Sunday, February 07, 2010

Watson’s law

I have oft pointed out the sharpness of the inter-generational divide between boomers and Xers, meaning that someone born in 1964 (like me) is comprehensively shafted compared to someone born in 1961 or earlier. Yet still more bricks seem to be freshly appearing on top of this inter-generational Berlin wall, which I’ll coin “Watson’s law”.

The latest Watson’s law, anti-Xer palisading is conjectural, I grant you. But because it fits into a well-established pattern, I think it is still worth a mention:

“Treasury now projects a return to surplus by 2015 and the burden of an ageing population not taking the budget into deficit again until 2032-33, provided future governments manage Labor's spending growth target of 2 per cent a year after inflation”.

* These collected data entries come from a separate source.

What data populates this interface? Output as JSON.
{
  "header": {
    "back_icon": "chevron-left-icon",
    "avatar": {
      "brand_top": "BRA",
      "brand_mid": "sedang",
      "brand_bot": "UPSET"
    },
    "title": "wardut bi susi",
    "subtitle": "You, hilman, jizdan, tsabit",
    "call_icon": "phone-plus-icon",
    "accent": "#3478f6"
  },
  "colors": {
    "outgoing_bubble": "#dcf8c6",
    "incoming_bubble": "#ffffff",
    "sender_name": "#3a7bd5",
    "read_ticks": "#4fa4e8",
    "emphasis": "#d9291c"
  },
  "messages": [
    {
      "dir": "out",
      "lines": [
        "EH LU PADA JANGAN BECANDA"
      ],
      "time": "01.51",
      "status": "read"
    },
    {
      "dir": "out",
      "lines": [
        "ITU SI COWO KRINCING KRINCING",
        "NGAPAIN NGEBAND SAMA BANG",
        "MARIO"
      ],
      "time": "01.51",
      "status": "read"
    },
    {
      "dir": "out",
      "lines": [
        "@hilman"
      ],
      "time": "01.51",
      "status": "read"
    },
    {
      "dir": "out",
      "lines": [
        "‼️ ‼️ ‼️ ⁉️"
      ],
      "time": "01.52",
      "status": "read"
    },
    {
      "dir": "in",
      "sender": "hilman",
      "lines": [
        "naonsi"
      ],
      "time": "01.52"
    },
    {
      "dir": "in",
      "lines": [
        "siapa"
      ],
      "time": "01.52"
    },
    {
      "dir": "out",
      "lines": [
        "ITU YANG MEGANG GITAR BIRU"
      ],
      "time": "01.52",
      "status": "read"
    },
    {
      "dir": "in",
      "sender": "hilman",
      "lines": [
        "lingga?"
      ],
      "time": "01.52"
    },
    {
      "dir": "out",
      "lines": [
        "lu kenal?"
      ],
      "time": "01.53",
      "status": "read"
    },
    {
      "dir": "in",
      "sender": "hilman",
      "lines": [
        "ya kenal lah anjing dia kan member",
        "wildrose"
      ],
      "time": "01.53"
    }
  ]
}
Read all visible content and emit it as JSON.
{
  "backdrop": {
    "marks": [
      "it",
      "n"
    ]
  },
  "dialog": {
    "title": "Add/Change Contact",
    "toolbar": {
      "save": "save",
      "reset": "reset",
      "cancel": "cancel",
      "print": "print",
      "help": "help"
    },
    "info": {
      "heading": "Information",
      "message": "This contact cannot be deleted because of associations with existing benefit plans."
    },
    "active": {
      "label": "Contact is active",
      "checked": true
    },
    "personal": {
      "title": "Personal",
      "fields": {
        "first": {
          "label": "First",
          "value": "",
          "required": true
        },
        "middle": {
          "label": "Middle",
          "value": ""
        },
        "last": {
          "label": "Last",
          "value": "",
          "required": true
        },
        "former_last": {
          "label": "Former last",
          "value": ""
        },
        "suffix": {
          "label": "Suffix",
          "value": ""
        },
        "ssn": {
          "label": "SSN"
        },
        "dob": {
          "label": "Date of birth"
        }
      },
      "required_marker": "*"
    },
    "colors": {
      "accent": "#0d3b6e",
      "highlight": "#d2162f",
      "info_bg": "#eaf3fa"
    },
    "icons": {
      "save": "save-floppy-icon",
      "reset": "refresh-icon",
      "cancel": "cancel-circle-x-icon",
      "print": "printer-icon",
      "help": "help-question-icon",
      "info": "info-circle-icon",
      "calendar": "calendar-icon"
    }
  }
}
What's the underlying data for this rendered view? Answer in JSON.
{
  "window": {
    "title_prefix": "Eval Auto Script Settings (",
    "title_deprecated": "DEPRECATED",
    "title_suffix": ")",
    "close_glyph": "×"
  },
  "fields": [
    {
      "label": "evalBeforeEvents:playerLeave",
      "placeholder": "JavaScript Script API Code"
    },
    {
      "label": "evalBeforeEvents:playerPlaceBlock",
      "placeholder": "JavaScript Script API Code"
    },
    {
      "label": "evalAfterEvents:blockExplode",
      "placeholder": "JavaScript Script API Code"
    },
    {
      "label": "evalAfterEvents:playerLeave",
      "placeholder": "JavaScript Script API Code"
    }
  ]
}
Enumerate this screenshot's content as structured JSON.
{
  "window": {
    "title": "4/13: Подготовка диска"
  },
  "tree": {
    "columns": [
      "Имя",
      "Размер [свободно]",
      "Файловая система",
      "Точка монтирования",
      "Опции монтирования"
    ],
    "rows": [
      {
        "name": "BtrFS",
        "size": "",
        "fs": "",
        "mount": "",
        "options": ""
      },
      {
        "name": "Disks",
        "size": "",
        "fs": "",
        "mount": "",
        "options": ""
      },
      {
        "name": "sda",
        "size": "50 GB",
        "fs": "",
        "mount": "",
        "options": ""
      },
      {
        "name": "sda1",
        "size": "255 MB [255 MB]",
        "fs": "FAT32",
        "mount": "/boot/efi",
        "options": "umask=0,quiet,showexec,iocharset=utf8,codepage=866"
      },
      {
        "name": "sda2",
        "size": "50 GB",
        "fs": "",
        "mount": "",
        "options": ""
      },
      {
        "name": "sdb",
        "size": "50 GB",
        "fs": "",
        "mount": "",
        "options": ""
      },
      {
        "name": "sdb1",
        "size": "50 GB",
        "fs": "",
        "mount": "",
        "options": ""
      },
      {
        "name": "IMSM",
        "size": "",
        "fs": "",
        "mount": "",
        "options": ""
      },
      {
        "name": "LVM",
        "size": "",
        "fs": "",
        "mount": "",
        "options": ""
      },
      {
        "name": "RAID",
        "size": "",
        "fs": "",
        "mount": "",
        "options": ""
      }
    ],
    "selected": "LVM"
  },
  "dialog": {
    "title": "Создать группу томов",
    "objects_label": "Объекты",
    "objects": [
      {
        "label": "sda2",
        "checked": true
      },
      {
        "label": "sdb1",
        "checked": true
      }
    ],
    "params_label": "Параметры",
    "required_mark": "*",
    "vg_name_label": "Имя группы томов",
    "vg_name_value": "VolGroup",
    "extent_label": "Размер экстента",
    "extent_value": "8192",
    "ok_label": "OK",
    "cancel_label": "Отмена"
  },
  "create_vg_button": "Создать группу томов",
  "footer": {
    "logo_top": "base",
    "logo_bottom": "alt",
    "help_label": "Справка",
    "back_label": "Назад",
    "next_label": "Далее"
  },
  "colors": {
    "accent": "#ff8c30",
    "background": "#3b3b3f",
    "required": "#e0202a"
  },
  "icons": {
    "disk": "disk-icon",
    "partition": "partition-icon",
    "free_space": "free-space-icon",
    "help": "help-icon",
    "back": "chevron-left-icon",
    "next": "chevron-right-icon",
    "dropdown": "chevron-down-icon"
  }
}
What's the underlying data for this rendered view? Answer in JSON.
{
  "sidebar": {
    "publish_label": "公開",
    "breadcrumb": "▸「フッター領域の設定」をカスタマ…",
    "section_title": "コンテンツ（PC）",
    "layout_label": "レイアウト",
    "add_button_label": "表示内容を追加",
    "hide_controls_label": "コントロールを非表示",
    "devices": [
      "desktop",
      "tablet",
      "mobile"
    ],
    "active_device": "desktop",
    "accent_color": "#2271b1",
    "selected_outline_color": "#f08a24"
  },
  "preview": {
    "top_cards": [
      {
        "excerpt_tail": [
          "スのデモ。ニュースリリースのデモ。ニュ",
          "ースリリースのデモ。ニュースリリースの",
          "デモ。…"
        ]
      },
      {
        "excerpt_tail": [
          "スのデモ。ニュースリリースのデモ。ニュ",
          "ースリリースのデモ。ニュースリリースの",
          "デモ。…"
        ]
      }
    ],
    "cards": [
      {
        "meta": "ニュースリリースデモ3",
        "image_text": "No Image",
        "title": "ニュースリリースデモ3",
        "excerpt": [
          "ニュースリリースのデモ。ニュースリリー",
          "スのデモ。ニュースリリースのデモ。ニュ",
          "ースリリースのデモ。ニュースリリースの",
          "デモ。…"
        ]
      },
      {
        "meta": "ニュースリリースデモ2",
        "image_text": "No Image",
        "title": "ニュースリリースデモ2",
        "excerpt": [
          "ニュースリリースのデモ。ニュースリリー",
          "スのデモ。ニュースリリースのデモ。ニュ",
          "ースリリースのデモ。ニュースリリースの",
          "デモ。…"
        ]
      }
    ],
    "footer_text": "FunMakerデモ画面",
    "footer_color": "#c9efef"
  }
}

Yep, there’s a projected budget black hole from 2032 – just after I become eligible for the old-age pension at 67 (the currently mandated age). This makes no sense demographically – the youngest boomers will have already been on the pension (rorting it, in many cases, of course, because they are stinking rich) a few years by then, meaning that the budget black hole should be during or before the late 2020s, not later, when new old-age pensioner numbers are actually dropping steeply, thanks to the mid-60s baby bust.

OTOH, 2032’s projected black hole dovetails perfectly with a case to raise the pension age for Xers up from 67, in due course. I have previously speculated on this, which would fix a notable anomaly – currently the pension age for both those born in 1961 and 1964 is 67; an injustice so heinous to those born in 1961 I’m surprised that ex Labor leader Mark Latham (b. 1961) hasn’t come out of his obscenely early, obscenely well-funded retirement to protest it.

Retiring just in a nick of time, however, is ex-Treasurer Peter Costello, who appears to be waiting at one of those nursing-home “bus stops” for a bus that will never come:

All those babies born over the past few years will be in the prime of their working lives by 2050 and supporting the ageing baby boomers (same URL).”

So in 2050 boomers, aged between 89 and 104, will be merely “ageing”? Kerr-ist, GenY (b. 1977-1990) will be half past 67 in 2050.

Comments:
nice post. thanks.
 
very useful post. I would love to follow you on twitter.
 
Thanks, but no plans to go on Twitter. I was lucky enough to start this blog before my 40th birthday, of course after which date, (new) technology seems identical to high-end, catwalk fashion: dubious novel confections wearable only by anorexics which then virally morph over a year or so into the opiate of the masses, a la chain-store schmocks for the physically or mentally obese.